Trump hints stock market record high linked to optimism about his presidency

As he lauded his first month in office, President Donald Trump reaffirmed his promise to create jobs by citing the progress of the stock market as signaling a promising business environment.

"The stock market has hit record numbers, as you know. And there has been a tremendous surge of optimism in the business world," Trump said in a press conference Feb. 16. "To me means something much different than it used to. It used to mean, ‘Oh, that's good.’ Now it means, ‘That's good for jobs.’ Very different."

Trump had sent a similar message earlier in the day, tweeting: "Stock market hits new high with longest winning streak in decades. Great level of confidence and optimism - even before tax plan rollout!"

All three major stock indexes closed at record highs for five days in row on Feb. 15. But does Trump get credit for that, as he suggested? Experts told us there are nuances.

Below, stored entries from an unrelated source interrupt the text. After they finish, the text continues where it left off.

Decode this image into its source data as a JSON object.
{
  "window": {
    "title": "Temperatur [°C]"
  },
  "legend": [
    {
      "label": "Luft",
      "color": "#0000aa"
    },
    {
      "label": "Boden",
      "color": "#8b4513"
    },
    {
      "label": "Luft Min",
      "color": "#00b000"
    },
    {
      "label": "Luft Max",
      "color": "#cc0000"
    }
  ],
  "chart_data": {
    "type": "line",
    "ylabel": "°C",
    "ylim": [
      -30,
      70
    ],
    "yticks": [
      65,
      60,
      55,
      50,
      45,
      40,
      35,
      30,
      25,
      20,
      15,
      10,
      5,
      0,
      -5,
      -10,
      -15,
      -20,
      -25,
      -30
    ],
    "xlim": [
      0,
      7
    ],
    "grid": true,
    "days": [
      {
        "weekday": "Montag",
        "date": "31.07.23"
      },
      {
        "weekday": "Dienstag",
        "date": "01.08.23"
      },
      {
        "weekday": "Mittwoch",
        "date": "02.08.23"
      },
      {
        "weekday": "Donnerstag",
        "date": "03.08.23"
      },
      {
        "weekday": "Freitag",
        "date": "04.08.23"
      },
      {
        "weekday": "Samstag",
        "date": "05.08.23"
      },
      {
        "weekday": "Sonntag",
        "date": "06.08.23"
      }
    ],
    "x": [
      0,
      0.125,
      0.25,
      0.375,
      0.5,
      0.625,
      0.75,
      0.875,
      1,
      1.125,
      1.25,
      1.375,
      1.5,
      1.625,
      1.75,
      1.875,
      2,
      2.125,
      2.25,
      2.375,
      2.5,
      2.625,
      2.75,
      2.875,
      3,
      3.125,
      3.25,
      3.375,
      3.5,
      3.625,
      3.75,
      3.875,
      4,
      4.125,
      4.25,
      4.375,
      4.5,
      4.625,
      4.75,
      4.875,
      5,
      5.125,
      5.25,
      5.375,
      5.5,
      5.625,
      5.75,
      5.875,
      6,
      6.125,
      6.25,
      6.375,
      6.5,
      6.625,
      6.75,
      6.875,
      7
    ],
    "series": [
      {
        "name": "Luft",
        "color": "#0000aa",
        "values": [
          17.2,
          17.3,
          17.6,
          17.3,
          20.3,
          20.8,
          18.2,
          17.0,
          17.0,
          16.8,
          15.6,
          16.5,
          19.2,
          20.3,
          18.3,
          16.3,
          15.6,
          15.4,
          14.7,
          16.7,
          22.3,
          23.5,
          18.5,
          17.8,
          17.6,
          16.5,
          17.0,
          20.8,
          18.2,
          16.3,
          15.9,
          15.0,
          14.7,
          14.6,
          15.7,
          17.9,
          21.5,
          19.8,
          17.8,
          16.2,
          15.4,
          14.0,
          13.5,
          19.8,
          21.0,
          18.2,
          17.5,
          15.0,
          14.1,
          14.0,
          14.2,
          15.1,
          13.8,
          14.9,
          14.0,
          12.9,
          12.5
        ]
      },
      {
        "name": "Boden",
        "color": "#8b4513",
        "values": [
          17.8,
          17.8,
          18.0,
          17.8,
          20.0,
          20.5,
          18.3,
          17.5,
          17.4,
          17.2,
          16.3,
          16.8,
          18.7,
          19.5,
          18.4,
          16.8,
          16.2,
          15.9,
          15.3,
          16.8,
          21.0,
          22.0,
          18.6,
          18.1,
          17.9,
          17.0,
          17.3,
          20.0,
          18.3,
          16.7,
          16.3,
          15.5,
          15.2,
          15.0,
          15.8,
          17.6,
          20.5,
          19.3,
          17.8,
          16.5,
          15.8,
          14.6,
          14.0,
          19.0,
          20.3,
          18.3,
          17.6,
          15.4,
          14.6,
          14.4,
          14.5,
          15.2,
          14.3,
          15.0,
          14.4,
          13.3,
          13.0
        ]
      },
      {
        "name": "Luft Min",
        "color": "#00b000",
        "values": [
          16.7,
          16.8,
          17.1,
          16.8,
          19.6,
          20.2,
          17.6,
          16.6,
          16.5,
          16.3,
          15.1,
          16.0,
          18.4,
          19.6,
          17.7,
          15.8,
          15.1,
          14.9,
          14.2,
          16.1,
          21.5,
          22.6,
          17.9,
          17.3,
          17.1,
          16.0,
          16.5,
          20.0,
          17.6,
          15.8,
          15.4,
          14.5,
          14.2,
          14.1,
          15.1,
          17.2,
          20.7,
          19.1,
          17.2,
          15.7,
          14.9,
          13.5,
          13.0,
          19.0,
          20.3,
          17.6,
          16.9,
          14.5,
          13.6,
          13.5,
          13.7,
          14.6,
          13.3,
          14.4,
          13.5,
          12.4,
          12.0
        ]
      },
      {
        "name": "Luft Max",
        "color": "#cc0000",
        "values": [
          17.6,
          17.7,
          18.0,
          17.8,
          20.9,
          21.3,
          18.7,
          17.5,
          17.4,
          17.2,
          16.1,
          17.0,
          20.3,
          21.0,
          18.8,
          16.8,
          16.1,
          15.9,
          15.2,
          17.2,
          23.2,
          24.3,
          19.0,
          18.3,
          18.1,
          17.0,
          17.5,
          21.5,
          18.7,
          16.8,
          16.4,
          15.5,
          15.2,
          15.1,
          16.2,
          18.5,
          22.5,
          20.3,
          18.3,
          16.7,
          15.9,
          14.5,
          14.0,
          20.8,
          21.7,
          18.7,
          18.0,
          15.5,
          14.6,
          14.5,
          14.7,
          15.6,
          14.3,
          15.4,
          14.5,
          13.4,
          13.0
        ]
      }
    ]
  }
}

Stock market winning streaks

The Dow Jones Industrial Average includes the stocks of the 30 largest and most powerful companies in the country (Wal-Mart, Disney, Pfizer, for example). The Standard & Poor's 500 (S&P 500) consists of the 500 most commonly traded stocks and represents about 80 percent of the total value of U.S. stock markets. The Nasdaq Composite Index features mostly technology companies.

All three major indexes on Feb. 15 closed at record highs for the fifth consecutive day.

It was the first time the three indexes achieved concurrent high records for that length of time since January 1992, according to analyses reported by CNNMoney and MarketWatch.

MarketWatch countered part of Trump’s tweet, saying that the Feb. 15 high really wasn’t "the longest winning streak in decades."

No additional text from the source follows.